Do you keep them, destroy/delete them, lock them away? What are you doing with your photos of your old self?
Personally I’m a bit torn. On one hand I want to keep them because they are still memories, on the other hand I never want to see them again. So I will probably lock them away/archive them somewhere.
But what about you?
I’ve been trying to decide that myself. Even though my first thought is, “That’s not me,” when I see my old photos, I feel I should leave them out there for people/world to see. Part of it is not wanting to feel like I’m hiding my past and the other part is to maybe help others realize they can do this, too. And/or show my less open-minded friends and family that transitioning isn’t a bad thing.
Idk how successful I’ll be with that last one, but I feel I should at least try.
Occasionally I get jump scared by them when Google Photos is like “remember when you were an ugly boy?” and feel dysphoric over it. But when I control when/who sees the photos, I’m pretty fine with it at this point. He doesn’t even really look like me, to quote an ex I awkwardly ran into and hadn’t yet come out to, I “look like a woman that sort of resembles [boy me]”.
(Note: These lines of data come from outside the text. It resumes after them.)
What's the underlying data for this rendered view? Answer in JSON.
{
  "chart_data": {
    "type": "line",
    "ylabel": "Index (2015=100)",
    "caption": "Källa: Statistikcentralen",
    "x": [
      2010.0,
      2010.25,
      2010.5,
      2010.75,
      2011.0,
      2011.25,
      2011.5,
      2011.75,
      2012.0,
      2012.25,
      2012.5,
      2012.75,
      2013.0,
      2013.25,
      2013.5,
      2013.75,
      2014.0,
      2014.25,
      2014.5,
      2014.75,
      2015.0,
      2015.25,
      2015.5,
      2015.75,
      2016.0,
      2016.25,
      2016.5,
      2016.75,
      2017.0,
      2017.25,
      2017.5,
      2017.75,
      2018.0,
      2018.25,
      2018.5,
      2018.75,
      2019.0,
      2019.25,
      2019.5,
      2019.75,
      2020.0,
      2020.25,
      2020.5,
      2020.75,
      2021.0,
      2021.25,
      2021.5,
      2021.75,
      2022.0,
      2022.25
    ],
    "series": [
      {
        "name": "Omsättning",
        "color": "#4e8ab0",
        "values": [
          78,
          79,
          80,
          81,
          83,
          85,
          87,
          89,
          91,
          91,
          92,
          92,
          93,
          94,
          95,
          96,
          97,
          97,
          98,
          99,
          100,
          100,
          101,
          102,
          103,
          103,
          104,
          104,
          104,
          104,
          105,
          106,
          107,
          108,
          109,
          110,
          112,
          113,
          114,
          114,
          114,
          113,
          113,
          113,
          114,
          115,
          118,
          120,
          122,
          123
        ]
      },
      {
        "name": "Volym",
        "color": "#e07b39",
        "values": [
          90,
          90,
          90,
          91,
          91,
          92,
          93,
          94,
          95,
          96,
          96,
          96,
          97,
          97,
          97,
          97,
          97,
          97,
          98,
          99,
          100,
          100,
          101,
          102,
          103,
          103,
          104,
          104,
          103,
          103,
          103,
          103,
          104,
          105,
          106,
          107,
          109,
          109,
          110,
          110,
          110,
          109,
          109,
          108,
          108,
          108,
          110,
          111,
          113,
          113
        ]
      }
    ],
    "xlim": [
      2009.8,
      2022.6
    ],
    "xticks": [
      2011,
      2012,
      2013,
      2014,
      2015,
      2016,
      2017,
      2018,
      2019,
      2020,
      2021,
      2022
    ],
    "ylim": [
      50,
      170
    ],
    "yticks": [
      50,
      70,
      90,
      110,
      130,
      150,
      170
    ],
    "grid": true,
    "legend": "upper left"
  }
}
Use them for transition timelines to make girls envy me
They stop stinging after a while. I mean, you might never feel great about them, but for me at least, the urge to burn them in a fire went away after a few years. Now, I don’t bring them up for no reason, but if it’s relevant, I’m happy to bring out an old photo of me pre transition
Which is to say, keep them. You can’t unthrow them away later. But you can simply never look at them again, even if you keep them
I was recently home and I put a sharpie censor bar across my chest in an old photo that was on my parents fridge. Other than that I try not to interact much with them.